We then went to Greenwich park and by the Royal observatory, we learned about the statue of General James Wolfe. We then walked to the Maritime museum and looked at a few exhibitions. In the Atlantic Worlds gallery, we learned about the ways attitudes are changing towards how the Transatlantic slave trade is depicted in Britain and how the Museum aims to reflect this within their exhibit.

I found this trip very interesting having grown up visiting the Maritime Museum very often, and not being aware of the work that goes behind putting it together for the public view.


In June, I and a small group of other students visited the Prince Philip Maritime Collection in Kidbrooke.
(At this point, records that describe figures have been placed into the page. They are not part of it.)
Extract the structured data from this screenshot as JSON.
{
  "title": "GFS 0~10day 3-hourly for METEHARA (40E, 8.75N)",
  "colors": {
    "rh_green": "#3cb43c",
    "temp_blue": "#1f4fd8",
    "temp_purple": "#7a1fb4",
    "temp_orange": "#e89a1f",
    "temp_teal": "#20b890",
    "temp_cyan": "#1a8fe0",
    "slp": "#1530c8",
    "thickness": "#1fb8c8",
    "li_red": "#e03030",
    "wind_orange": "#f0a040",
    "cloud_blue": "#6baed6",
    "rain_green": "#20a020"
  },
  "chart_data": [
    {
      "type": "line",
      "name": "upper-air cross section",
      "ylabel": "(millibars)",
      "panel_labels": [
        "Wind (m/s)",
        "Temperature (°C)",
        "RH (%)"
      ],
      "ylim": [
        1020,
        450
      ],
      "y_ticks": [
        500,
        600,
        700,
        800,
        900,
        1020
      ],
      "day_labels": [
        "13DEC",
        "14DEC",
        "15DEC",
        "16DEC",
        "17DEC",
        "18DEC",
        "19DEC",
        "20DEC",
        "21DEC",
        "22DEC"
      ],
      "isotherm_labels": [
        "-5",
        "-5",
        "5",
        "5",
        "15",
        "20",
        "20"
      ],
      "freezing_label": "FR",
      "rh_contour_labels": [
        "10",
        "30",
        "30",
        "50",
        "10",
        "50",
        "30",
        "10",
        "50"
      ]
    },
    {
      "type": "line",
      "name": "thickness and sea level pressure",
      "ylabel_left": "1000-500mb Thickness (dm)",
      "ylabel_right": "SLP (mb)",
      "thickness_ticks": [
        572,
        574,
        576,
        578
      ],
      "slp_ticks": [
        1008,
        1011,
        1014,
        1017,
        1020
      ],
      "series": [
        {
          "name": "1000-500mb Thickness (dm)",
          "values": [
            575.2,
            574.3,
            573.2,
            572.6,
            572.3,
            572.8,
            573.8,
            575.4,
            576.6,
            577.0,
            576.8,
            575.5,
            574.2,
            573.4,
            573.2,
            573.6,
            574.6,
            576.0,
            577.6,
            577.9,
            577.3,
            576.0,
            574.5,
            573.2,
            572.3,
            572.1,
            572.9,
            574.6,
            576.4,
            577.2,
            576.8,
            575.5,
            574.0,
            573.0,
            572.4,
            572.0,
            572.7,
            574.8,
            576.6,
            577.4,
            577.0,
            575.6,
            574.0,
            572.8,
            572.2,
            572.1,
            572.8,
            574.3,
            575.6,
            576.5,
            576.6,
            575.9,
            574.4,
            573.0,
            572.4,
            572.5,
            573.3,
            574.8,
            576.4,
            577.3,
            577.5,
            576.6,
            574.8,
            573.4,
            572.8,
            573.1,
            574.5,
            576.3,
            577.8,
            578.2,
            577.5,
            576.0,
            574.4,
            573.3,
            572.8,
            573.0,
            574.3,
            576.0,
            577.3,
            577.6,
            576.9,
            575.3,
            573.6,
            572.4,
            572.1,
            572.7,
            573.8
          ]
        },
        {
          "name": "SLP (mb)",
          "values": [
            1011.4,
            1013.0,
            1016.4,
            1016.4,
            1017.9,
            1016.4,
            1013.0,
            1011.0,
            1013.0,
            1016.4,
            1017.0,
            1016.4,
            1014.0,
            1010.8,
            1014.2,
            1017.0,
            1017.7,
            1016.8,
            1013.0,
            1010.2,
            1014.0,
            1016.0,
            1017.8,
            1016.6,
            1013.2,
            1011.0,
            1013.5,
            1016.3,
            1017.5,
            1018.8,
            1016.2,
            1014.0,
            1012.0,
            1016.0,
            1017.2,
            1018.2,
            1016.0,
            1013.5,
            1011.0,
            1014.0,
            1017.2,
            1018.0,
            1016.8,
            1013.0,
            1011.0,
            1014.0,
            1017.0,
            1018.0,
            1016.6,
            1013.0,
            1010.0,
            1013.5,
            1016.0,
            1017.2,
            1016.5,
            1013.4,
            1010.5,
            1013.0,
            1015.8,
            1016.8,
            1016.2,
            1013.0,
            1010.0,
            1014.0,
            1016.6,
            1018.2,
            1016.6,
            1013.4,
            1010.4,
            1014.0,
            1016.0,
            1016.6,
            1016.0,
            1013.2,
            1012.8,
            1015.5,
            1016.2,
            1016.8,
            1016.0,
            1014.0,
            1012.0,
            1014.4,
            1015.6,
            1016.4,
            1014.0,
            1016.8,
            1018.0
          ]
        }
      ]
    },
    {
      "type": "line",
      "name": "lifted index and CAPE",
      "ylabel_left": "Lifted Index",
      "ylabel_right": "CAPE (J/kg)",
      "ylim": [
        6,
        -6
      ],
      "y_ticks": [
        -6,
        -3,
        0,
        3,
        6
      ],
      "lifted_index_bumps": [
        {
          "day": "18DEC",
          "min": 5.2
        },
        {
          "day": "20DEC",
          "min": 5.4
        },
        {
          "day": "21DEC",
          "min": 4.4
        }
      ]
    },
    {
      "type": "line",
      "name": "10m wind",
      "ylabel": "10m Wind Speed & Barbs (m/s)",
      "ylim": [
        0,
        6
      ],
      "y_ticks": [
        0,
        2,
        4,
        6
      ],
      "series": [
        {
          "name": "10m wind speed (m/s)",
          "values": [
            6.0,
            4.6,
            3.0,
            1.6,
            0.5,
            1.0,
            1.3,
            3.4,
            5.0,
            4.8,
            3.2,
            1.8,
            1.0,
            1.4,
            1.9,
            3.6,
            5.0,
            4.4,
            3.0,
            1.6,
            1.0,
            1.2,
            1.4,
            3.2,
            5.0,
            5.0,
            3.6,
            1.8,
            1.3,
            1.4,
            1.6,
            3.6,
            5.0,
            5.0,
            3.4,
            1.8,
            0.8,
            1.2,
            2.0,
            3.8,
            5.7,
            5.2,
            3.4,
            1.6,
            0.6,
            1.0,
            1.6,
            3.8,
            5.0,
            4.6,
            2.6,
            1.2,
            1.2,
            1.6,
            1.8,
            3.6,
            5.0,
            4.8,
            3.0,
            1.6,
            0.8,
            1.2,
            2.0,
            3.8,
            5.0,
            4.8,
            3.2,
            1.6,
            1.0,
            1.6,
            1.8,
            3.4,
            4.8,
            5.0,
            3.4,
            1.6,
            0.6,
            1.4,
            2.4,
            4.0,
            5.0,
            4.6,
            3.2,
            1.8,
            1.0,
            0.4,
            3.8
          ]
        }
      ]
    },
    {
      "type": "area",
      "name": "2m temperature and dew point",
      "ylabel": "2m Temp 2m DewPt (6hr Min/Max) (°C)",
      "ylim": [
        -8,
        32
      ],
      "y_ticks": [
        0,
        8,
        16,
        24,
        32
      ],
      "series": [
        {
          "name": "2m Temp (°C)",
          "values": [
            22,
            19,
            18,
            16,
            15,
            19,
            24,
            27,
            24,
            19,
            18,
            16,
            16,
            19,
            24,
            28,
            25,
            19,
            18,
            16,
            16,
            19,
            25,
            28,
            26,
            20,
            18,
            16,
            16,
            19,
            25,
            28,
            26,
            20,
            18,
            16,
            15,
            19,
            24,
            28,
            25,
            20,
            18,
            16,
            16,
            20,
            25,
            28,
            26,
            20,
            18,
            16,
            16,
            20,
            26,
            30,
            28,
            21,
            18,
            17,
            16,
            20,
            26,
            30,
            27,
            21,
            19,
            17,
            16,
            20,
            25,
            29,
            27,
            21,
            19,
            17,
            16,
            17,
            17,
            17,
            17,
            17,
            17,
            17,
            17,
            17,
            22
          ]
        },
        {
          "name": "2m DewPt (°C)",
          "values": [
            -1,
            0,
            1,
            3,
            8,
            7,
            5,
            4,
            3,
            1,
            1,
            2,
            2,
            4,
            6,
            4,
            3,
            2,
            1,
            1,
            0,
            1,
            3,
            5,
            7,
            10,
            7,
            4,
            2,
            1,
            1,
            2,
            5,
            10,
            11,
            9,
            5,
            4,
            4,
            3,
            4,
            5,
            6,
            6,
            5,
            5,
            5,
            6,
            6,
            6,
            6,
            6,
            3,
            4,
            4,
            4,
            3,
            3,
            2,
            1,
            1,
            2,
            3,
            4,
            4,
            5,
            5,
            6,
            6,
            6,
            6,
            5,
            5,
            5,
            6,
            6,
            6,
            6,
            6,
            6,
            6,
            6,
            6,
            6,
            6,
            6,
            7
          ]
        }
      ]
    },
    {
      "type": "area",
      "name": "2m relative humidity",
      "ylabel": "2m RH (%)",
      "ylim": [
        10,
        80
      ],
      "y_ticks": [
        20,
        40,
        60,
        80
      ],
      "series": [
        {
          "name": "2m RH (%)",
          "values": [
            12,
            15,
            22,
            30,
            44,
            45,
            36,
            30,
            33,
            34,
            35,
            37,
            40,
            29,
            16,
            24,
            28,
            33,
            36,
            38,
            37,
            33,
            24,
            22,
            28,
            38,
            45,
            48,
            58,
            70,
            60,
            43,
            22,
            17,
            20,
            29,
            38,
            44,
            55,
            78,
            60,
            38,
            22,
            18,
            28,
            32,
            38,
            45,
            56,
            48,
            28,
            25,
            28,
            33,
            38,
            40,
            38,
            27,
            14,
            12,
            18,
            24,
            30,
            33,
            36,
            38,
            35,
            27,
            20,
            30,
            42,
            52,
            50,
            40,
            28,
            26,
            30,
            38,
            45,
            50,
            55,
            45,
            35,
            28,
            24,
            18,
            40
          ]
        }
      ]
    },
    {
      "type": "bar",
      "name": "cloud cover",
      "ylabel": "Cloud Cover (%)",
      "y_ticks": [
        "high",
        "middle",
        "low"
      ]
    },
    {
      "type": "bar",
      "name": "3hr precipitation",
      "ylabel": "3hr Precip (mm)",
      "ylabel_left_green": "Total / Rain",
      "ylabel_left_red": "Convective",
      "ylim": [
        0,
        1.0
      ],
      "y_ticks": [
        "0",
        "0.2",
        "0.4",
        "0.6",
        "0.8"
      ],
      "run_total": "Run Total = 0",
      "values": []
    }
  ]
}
We followed the journey of an item as it made its way through the process of getting ready to either be stored or go into a collection. The most interesting part for me was the restoration studio, where items are preserved and prepared to go on display. Our group in particular were able to focus on the material paper, and we took a look at some intricate, bygone maps and books.

We got to have an extensive chat with an expert in paper and it was interesting to see what her day-to-day work is like. Although restoring a book may seem simple, it comes with huge responsibility and controversial aspects. It is not an easy task to decide how much of an item should be retouched or just cleaned particularly as so many museum stakeholders voice their differing opinions on this debate. I feel as though the trip was a very valuable experience for me and was an eye opener in terms of the hard work and long hours that go into ensuring an item is ready for display, even if it can only be viewed for a few months.


Throughout our trip to the Prince Phillip maritime museum, I was especially moved by the ways in which all the tiny elements of the museum, were able to add up and create an extraordinary story surrounding the cultures and heritages of many people around the world, particularly those in East Asia and Africa.

Whilst exploring the museum (in particular the astronomy section), I came across a beautiful photograph of the full yellow moon on the Jin Yun Mountains in China, in addition to the picture of ‘The Great Solar Flare” which was taken in Germany. These photographs made me give thought to how beautiful our world truly is today, and the unique stories that have arisen from many of the artifacts and photographs that I had the opportunity to look at.


During our visit to the Prince Philip Maritime Collections Centre, I was captivated by the meticulous process of restoring centuries-old paintings. The renovation of a painting might seem deceptively simple at first, so it was surprising to witness the layers of care and effort required. The process is painstakingly long, and great care must be taken to handle the fragile canvases.

Imagining the dedication of conservators in their work was truly awe-inspiring. The restoration of these paintings is crucial, as it helps preserve our rich cultural heritage for future generations whilst also honouring their original creators. As the saying goes, “A picture is worth a thousand words,” and these artworks provide invaluable insights into our past, offering a window into the lives, beliefs, and experiences of those who came before us. The trip provided us with valuable insight into the work of conservators throughout history, and I greatly admire their commitment and tenacity.